I wish my family was rich.
I felt like I had been punched in the gut.
How had I failed to instill our values, a sense of perspective and an understanding of what is important?
Because the truth is, we are rich.
We’ve never had to make impossible choices. Water or electricity? Food or new shoes? But we do make choices, and the results of those choices aren’t visible – not to an eight-year-old boy.
I try to picture our life through his eyes. We live in a regular house. We drive regular cars. Sometimes I say we can’t afford things, but it’s not that we can’t afford it as much as I don’t want that particular thing in our life.
But beyond what you can hold in your hand, are we living a rich life? An abundant, vivid life? I thought we were.
It’s making me think, how are we communicating what rich is to our kids? Are we talking about the right things? Sending the right messages? Modeling the right behavior?
What would have been a better answer?
I wish my family was…
Loving? Kind? Together? Dead? Considering the alternatives, rich is starting to look pretty benign.

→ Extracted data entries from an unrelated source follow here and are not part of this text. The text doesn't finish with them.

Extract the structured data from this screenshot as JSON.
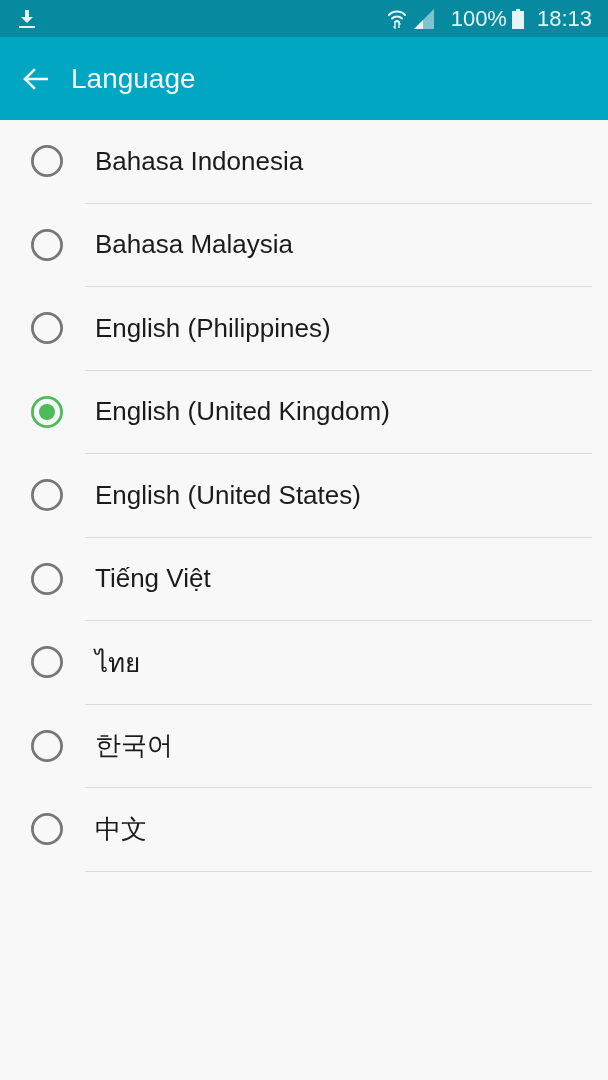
{
  "status_bar": {
    "battery": "100%",
    "time": "18:13"
  },
  "app_bar": {
    "title": "Language"
  },
  "languages": [
    {
      "label": "Bahasa Indonesia",
      "selected": false
    },
    {
      "label": "Bahasa Malaysia",
      "selected": false
    },
    {
      "label": "English (Philippines)",
      "selected": false
    },
    {
      "label": "English (United Kingdom)",
      "selected": true
    },
    {
      "label": "English (United States)",
      "selected": false
    },
    {
      "label": "Tiếng Việt",
      "selected": false
    },
    {
      "label": "ไทย",
      "selected": false
    },
    {
      "label": "한국어",
      "selected": false
    },
    {
      "label": "中文",
      "selected": false
    }
  ]
}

After mentioning my discovery to a friend she reminded me, of course that is what an eight-year-old boy is going to say. Don’t you remember being infatuated with riches as a kid?
It came back to me. I wanted to marry Ricky Schroder on Silver Spoons. I wanted Daddy Warbucks to adopt me. I wanted to find the treasure in Goonies. I wanted to dive into a swimming pool of gold coins like Scrooge McDuck in the opening sequence of Duck Tales.

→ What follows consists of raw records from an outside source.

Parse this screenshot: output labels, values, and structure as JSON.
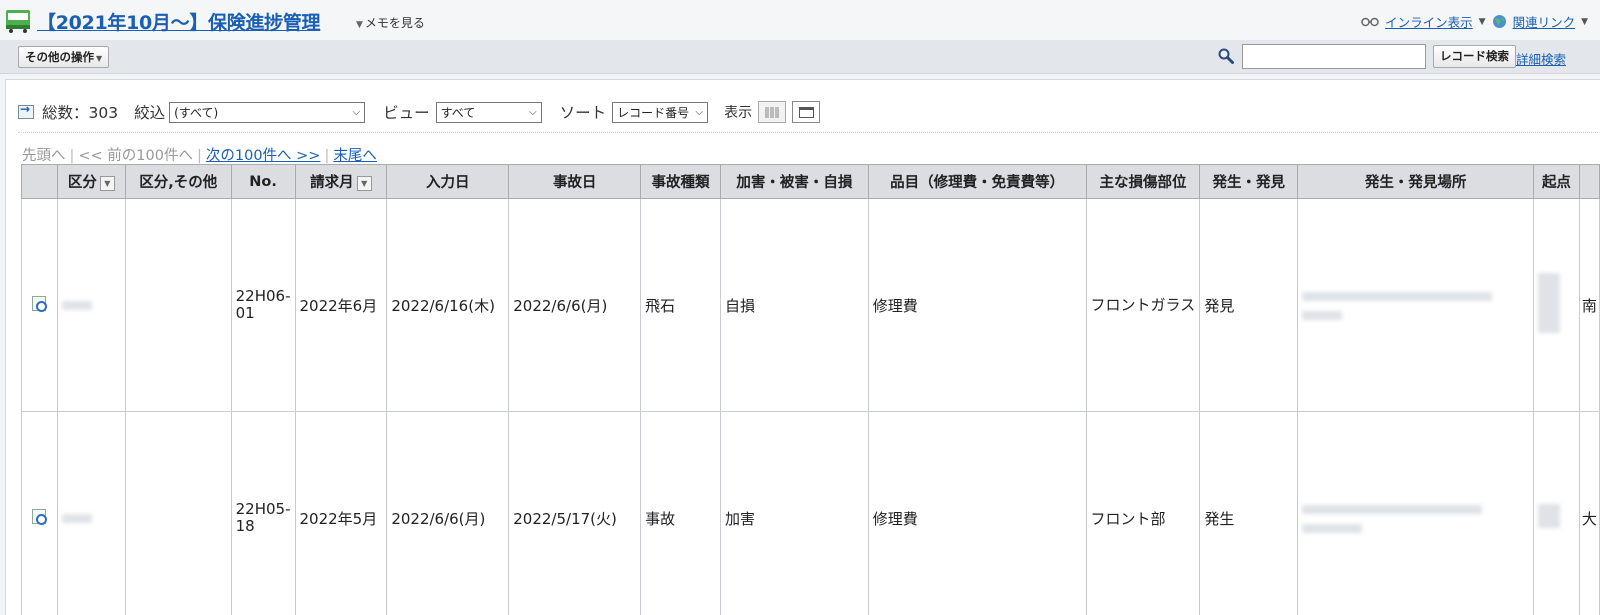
{
  "header": {
    "title": "【2021年10月～】保険進捗管理",
    "memo": "メモを見る",
    "inline_view": "インライン表示",
    "related_links": "関連リンク"
  },
  "toolbar": {
    "other_actions": "その他の操作",
    "search_placeholder": "",
    "search_button": "レコード検索",
    "advanced_search": "詳細検索"
  },
  "controls": {
    "total_label": "総数：303",
    "filter_label": "絞込",
    "filter_value": "(すべて)",
    "view_label": "ビュー",
    "view_value": "すべて",
    "sort_label": "ソート",
    "sort_value": "レコード番号",
    "display_label": "表示"
  },
  "pager": {
    "first": "先頭へ",
    "prev": "<< 前の100件へ",
    "next": "次の100件へ >>",
    "last": "末尾へ"
  },
  "table": {
    "columns": [
      "区分",
      "区分,その他",
      "No.",
      "請求月",
      "入力日",
      "事故日",
      "事故種類",
      "加害・被害・自損",
      "品目（修理費・免責費等）",
      "主な損傷部位",
      "発生・発見",
      "発生・発見場所",
      "起点"
    ],
    "rows": [
      {
        "no": "22H06-01",
        "month": "2022年6月",
        "input_date": "2022/6/16(木)",
        "accident_date": "2022/6/6(月)",
        "type": "飛石",
        "party": "自損",
        "item": "修理費",
        "part": "フロントガラス",
        "occur": "発見",
        "origin": "南"
      },
      {
        "no": "22H05-18",
        "month": "2022年5月",
        "input_date": "2022/6/6(月)",
        "accident_date": "2022/5/17(火)",
        "type": "事故",
        "party": "加害",
        "item": "修理費",
        "part": "フロント部",
        "occur": "発生",
        "origin": "大"
      }
    ]
  }
}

As a child, I yearned for a rich life because it seemed obvious that a life full of mansions, jewels and helipads is a life where no need goes unmet. But back here on planet Earth in our real family, we’re trying to redefine riches.
Rich is homemade pizza in front of your favorite movie. Rich is falling out of your chair laughing. Rich is racing bikes, jumping on the trampoline until it gets dark, donuts after church, walking in the woods, snuggling under quilts reading, practicing football with your dad in the back yard.
My dear son, I hope one day you will look back and be able to recognize the riches of our family. Until then, I’ll keep our plans to hire a chauffeur on hold.
P.S. A few days after I unwillingly journal snooped, this post from Momastery went viral, and it helped me to articulate why this simple innocent statement was eating at me so much. We take so much for granted – clean water, shelter, healthy food, free school. On those days when it seems like money is the answer that riches would solve every problem, it’s easy to forget how rich we already are.
speaking of Duck Tales…. https://www.youtube.com/watch?v=t8X_DPy9KSU
this will enrich your lives for 3 minutes
I love this. Slow jams version of Duck Tales theme been stuck in my head for days.